2021 journal article
Natural Infrastructure Practices as Potential Flood Storage and Reduction for Farms and Rural Communities in the North Carolina Coastal Plain
Increased global temperatures resulting from anthropogenically induced climate changes have increased the frequency and severity of adverse weather events, including extreme rainfall events, floods, and droughts. In recent years, nature-based solutions (NBS) have been proposed to retain storm runoff temporarily and mitigate flood damages. These practices may help rural farm and forest lands to store runoff and reduce flooding on farms and downstream communities and could be incorporated into a conservation program to provide payments for these efforts, which would supplement traditional farm incomes.
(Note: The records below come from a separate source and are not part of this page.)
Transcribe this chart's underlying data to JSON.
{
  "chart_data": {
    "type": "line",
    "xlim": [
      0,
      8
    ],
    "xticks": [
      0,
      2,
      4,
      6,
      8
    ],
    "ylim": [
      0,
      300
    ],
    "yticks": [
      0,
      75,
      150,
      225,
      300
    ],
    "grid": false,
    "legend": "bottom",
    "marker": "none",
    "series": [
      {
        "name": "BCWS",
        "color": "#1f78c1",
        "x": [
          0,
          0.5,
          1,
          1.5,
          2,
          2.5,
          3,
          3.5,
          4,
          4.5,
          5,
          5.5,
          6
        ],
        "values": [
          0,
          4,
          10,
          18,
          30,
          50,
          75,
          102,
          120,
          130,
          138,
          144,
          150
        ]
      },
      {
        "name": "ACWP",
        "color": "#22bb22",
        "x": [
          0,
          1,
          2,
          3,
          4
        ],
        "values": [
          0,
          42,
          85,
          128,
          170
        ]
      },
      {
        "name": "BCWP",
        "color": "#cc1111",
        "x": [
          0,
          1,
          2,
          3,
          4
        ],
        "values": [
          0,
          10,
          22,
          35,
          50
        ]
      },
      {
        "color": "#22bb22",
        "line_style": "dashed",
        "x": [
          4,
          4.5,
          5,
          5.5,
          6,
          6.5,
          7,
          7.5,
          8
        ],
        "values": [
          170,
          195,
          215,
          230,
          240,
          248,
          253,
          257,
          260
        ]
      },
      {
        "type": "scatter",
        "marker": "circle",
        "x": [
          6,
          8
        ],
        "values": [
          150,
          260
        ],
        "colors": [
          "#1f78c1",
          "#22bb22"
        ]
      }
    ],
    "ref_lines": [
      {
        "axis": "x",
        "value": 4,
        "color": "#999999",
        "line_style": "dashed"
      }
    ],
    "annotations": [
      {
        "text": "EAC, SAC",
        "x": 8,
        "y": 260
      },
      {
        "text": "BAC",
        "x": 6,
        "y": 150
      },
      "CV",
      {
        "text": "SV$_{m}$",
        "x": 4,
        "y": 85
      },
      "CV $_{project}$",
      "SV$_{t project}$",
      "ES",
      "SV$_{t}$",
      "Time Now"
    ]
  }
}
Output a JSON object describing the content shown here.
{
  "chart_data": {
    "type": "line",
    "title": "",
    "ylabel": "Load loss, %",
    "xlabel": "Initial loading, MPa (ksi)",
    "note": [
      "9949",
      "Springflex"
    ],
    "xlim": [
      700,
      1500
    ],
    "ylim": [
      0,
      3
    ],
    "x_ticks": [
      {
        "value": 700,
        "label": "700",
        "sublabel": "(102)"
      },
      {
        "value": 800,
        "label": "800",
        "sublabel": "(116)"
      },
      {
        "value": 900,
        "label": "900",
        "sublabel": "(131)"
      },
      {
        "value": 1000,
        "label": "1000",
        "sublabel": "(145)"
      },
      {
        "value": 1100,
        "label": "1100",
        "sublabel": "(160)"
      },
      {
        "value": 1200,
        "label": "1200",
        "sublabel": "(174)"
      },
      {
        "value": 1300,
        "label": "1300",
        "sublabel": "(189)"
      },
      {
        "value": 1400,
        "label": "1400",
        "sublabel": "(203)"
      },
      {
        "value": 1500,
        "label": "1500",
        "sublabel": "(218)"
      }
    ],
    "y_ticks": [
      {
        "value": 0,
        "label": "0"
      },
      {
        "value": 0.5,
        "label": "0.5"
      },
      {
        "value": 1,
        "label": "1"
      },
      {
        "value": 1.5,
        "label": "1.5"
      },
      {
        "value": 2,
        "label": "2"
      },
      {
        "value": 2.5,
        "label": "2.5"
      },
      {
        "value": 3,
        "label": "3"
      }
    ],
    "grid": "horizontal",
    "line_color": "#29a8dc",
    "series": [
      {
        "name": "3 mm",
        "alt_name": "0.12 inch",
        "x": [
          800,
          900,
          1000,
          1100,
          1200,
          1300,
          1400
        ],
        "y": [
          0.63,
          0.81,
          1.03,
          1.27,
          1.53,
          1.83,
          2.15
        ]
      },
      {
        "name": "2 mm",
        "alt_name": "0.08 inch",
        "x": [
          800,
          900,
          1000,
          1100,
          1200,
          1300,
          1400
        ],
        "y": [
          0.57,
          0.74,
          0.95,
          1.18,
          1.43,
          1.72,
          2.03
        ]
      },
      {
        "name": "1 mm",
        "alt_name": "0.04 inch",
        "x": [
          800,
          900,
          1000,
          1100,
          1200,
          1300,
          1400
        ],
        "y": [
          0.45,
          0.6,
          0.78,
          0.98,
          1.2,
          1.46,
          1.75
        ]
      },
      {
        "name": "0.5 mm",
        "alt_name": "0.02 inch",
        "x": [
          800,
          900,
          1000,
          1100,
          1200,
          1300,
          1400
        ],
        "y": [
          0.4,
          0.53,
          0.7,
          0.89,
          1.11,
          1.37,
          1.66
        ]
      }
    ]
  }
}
Despite their potential, there have been very few methodical assessments and detailed summaries of NBS to date. We identified and summarized potential flood reduction practices for the Coastal Plain of North Carolina. These include agricultural practices of (1) cover cropping/no-till farming; (2) hardpan breakup; (3) pine or (4) hardwood afforestation, and (5) agroforestry; establishing the wetland and stream practices of (6) grass and sedge wetlands and earthen retention structures, (7) forest wetland banks, and (8) stream channel restoration; and establishing new structural solutions of (9) dry dams and berms (water farming) and (10) tile drainage and water retention. These practices offer different water holding and storage capacities and costs. A mixture of practices at the farm and landscape level can be implemented for floodwater retention and attenuation and damage reduction, as well as for providing additional farm and forest ecosystem services.